There was statistically significant difference (p=0.003) between clinical and radiographic diagnosis of periapical cyst when considered in view of presence or absence of sclerotic border, with majority (76.9%) of the clinically diagnosed periapical cyst having sclerotic border on radiograph. Thus for a clinical diagnosis of periapical cyst to be made, the presence of sclerotic border should be demonstrable on the radiograph. However, since only 33.3% of histologically diagnosed periapical cyst had sclerotic border on radiograph; while 56.3% of histologically diagnosed periapical granuloma had sclerotic border on radiograph, the presence of sclerotic border has only fair clinical diagnostic value, though not statistically significant with p= 0.5 (Table 2). This is to emphasize that presence of sclerotic border on radiograph is not enough to diagnose a periapical cyst because this could also affect the treatment plan for the tooth.

Furthermore, an author26 indicating a high level of confidence in the clinical diagnostic process has said that careful systematic clinical diagnosis will be adequate for treatment planning of periapical pathology, and that routine submission of endodontic surgical specimens is of no advantage to the patient. However, many studies27-29 have shown the need to subject any periapical lesion after surgical removal to histological examination. The present study has further confirmed that histopathology is more sensitive compared to radiography in the diagnosis of periapical cysts and granulomas.

In this study, radiographs showed 33.3% sensitivity in diagnosing periapical cysts. This implies that it is a less precise form of investigation to diagnose periapical cysts but can averagely detect the periapical lesion as not being cystic with specificity of 61.5%. Also further analysis showed that conventional radiography can only predict presence of periapical cyst 12.5% of times while it will predict that a periapical lesion is not cystic in 56.3% of times, overall diagnostic accuracy of conventional radiograph was 54.3%, and this further confirms the low detecting ability of periapical cyst by conventional radiography. This result is in accordance with other studies2,27 that have found conventional radiograph a weak and relatively unreliable form of investigation in detecting periapical cyst. Thus periapical tissue after surgical removal should be submitted for histopathological review routinely to confirm the clinical diagnosis. This report is in accordance with the studies28,29 that have documented and emphasized the need to subject periapical tissues to histology for adequate diagnosis.

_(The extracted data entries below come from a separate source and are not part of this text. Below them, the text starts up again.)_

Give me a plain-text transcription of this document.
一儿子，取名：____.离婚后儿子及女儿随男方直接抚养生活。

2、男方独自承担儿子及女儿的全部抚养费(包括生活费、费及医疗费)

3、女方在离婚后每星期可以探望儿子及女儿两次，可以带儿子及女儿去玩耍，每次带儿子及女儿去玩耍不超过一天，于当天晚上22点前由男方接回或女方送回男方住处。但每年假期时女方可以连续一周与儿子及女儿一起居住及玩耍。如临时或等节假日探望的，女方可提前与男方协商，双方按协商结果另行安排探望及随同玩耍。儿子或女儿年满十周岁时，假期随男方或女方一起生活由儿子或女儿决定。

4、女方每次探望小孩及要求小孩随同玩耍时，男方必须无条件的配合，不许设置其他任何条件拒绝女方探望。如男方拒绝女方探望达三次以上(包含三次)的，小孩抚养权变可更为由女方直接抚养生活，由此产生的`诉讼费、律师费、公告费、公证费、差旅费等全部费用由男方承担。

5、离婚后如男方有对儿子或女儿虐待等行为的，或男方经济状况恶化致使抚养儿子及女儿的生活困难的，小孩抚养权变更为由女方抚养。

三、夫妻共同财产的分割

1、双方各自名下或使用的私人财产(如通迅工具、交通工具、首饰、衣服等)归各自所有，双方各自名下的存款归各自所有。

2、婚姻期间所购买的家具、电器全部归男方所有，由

With advanced imaging that gives multiple field of view e.g. cone beam computed tomography (CBCT)30 giving better result by improving the visualization of the periapical region and lesion; better view of the root and the root canal in view of fractures and better view of the root morphology31, there is great improvement in diagnosis of periapical disease. Similarly, recent techniques of removing periapical lesions of pulpal origin and improving periapical healing using non surgical endodontics e.g use of apexum32 has aided the management of periapical disease through non surgical means. These recent advances in diagnostics would reduce performing unnecessary surgery following inadequate diagnosis of periapical lesions; help in resolving perplexity faced by the dentist in the assessment of the periapical region and also increases patients’ confidence in the dentist31.

Conclusions

Periapical lesions being the most frequently diagnosed apical pathology is mostly diagnosed using conventional radiography. This study showed that sensitivity and specificity of radiographs in detecting periapical lesions were reduced when compared with histology. However, considering the limitations and insufficiency of conventional radiography which may lead to misdiagnosis and unnecessary surgery for the patient, there is a need for advanced imaging to give improved quality of diagnosis, treatment planning and prognosis.

Footnotes

Competing Interests: The authors have declared that no competing interests exist.